Efficient parallel route-planning methods for the California Road Network

Lab Contact: Dr Timothy G. Griffin
Supervisor: Dr Jagdish J. Modi
Special Resources: None

This should appeal to students interested in the design of parallel algorithms, but does not assume any previous parallel computing expertise.

In the past students have considered rail networks, both underground and overground, minimizing a single parameter such as distance or time, and found an algorithm analogous to matrix multiplication to be suitable for parallel computation [1].

Dijkstra’s algorithm (see [2]) is essentially serial and does not parallelise well to lead to a performance improvement. An alternative method involves using a modified form of matrix multiplication, in which we find the minimum of a sum of weights (route-lengths), instead of forming a sum of products. By repeatedly ‘multiplying’ the route matrix with itself, we can find the lengths of the shortest paths between all pairs of destinations. Since matrix multiplication is a highly parallel operation, this method is well suited to parallel computation.

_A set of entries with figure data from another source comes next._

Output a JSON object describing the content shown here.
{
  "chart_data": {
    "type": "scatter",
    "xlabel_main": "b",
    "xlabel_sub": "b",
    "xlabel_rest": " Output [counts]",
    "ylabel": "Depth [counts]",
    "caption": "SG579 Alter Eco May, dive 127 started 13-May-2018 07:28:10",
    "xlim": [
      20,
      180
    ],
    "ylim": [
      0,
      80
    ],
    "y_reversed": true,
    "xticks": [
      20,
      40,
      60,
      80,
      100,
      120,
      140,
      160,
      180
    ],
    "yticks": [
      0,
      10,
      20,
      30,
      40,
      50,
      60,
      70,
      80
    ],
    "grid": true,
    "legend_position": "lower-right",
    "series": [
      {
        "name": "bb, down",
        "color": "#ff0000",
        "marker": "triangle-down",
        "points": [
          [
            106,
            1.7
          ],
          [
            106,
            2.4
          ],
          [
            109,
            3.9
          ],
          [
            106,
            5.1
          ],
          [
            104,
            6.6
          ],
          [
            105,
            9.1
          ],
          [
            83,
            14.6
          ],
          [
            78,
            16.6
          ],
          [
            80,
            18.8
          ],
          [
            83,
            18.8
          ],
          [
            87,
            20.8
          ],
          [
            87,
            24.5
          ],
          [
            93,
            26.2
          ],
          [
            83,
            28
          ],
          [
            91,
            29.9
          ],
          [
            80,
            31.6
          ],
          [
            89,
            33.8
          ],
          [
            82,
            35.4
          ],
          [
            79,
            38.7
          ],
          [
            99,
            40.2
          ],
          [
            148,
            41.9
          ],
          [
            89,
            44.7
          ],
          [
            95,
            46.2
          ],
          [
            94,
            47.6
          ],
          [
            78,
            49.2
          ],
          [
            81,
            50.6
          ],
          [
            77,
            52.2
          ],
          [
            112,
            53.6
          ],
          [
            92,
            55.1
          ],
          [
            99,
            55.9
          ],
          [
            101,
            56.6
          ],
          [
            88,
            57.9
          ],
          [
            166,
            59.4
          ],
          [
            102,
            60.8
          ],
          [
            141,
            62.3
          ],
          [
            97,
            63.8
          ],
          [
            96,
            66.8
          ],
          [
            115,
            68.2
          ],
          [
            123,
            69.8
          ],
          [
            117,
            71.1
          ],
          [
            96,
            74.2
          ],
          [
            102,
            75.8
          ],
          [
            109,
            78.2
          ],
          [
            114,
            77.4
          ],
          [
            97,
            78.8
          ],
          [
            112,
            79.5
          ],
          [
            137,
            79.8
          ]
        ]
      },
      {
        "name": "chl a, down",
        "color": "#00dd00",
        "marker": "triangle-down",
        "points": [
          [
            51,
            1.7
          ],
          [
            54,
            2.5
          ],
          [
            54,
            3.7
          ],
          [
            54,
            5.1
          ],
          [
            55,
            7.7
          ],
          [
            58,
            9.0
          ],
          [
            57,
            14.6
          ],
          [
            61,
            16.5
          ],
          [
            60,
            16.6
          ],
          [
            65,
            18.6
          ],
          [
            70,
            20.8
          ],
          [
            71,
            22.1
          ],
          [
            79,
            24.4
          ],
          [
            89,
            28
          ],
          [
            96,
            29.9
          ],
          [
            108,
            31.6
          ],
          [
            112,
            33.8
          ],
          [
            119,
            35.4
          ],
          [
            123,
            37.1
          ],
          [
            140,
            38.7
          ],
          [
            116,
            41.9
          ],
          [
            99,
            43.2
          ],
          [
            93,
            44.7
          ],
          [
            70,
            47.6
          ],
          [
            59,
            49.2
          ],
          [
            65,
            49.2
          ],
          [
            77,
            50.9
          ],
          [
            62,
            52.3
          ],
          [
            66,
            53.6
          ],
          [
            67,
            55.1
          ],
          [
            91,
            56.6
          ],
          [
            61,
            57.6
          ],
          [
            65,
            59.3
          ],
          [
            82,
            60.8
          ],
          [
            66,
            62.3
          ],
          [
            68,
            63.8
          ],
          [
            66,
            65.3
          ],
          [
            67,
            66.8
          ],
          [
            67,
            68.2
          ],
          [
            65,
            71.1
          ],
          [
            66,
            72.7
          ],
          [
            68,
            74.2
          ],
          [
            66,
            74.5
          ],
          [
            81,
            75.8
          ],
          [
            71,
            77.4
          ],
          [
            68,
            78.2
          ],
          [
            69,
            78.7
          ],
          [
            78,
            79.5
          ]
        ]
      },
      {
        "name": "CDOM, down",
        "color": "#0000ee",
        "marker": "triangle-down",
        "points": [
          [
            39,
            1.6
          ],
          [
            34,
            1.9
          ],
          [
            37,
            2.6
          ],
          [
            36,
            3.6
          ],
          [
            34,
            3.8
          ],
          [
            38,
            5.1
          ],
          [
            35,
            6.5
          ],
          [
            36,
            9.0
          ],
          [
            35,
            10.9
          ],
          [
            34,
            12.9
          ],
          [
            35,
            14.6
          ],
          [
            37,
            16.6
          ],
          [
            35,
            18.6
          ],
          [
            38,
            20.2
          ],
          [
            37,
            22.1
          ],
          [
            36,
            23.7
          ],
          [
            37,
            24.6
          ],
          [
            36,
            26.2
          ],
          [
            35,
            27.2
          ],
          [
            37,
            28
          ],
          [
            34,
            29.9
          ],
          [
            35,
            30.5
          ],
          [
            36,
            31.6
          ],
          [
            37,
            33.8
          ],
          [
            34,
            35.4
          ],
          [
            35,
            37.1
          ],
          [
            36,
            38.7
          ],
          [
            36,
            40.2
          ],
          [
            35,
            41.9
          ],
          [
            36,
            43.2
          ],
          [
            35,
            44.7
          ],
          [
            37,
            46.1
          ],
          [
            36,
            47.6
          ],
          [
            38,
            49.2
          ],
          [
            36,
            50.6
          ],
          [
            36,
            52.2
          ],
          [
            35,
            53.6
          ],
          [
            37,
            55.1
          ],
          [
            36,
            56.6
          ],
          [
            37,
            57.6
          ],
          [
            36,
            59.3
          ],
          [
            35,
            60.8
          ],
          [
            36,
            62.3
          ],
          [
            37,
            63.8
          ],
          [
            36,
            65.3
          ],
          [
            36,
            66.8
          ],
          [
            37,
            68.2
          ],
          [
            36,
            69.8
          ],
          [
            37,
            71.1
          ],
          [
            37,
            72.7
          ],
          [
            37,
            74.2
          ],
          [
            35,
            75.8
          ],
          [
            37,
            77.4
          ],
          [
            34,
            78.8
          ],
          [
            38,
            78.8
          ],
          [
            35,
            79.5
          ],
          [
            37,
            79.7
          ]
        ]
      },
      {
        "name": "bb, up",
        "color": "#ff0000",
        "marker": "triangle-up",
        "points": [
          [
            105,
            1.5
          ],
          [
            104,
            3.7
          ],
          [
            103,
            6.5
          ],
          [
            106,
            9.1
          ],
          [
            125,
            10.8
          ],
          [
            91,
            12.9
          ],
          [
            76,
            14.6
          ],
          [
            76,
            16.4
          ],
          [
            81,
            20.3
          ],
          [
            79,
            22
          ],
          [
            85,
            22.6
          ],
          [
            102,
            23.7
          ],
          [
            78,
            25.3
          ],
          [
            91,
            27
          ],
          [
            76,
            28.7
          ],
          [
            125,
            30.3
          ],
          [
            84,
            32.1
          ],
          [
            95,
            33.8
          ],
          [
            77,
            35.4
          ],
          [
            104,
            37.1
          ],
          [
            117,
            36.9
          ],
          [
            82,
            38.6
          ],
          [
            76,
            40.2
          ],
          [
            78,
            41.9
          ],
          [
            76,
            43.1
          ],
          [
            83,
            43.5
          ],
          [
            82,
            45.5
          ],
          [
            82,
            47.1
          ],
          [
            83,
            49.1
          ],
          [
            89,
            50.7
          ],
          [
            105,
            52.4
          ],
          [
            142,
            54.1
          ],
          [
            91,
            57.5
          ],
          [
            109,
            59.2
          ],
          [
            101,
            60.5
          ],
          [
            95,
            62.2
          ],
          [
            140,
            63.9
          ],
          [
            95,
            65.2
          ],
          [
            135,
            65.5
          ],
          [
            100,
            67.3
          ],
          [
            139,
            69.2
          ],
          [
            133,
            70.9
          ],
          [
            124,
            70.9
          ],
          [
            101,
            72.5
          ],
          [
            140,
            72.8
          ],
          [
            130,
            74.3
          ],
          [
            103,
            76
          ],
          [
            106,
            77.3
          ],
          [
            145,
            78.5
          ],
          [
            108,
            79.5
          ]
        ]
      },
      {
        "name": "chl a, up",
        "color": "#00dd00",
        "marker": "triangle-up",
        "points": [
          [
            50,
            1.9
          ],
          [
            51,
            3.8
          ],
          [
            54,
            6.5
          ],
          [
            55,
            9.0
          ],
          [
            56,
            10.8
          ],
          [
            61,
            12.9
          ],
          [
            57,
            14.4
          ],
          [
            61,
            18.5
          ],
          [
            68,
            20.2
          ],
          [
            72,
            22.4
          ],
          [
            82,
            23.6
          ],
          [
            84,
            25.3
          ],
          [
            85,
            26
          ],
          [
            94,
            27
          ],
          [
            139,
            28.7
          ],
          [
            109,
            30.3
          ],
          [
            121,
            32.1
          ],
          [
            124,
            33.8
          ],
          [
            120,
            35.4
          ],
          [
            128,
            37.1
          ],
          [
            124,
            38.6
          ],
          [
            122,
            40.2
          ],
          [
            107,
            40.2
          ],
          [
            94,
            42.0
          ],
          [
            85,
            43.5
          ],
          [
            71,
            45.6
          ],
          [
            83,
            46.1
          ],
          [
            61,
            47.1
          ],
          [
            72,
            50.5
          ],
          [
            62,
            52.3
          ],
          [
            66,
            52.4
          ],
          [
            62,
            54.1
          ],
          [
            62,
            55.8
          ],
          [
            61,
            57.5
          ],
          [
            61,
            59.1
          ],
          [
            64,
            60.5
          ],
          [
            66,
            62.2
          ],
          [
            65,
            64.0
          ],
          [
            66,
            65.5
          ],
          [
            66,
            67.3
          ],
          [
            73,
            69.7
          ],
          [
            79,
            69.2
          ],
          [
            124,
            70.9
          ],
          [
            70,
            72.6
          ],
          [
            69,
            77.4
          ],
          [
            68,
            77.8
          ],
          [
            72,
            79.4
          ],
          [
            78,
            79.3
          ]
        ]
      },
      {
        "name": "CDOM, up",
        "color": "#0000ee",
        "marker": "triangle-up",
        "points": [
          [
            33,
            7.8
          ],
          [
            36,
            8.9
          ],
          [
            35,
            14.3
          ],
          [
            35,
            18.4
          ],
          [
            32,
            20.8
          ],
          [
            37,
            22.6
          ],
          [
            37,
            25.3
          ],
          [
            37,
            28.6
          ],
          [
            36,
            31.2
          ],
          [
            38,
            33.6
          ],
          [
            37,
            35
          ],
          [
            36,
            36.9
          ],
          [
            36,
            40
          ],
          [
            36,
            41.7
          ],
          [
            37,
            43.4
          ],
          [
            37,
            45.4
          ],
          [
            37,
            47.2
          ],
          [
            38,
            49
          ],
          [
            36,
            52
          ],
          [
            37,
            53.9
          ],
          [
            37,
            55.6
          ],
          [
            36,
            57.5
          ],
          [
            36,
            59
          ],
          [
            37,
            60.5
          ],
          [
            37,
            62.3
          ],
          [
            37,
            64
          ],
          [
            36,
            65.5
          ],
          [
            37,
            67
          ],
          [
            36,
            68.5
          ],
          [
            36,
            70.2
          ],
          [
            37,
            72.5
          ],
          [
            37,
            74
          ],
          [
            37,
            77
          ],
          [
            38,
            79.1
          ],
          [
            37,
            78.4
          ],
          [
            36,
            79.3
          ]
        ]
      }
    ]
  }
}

The aim of the project is to implement such an algorithm, applying it to the California road network.  Furthermore, if possible to consider such developments as improving the efficiency of computation by avoiding large sparse areas in order to minimise data movements, for example by adapting the Cannon or Fox-Otto algorithm [4,5].

Parallel computers have as a core structure a set of interconnected processors. The optimal choice of interconnection for a particular problem may not always be available. In fact, in practice the interconnection usually takes place within some sort of plane two-dimensional lattice. In the consideration of the parallel algorithm, it would be interesting to explore the features of the two-dimensional graph arising from the connections between destinations (edges), and to relate this to the lattice of processor connectivity. It may be worthwhile to investigate certain properties possessed by the processor graph, such as degree of symmetry and homogeneity [3], as well as the extent to which it can be embedded in a lattice.

The dataset can be built up using the California Road Network data available from the website at the following URL https://www.cs.utah.edu/~lifeifei/SpatialDataset.htm, which provides the required data for the proposed project.

Extension

If time permits the implementation could utilise FPGA execution resources which are available in the lab, which will significantly reduce calculation time. Furthermore, the SIMD nature of the algorithms also makes it more amenable in harnessing the FPGA architecture.

References:

[1] Batty M. Parallel Route Planning for the London Underground, Diploma in Computer Science, Computer Laboratory, 2007.

[2] Cormen, Leiserson, Rivest, Stein. Introduction to Algorithms, second edition, 2003.

[3] Modi J. Parallel Algorithms and Matrix Computation, OUP, 1988.

[4] Grama, Gupta, Karypis, Kumar. Introduction to Parallel Computing, Pearson Education, second edition, 2005.

[5] Akpan, O. Efficient parallel implementation of the Fox algorithm. Computer Science Department, Bowie State University, 2003.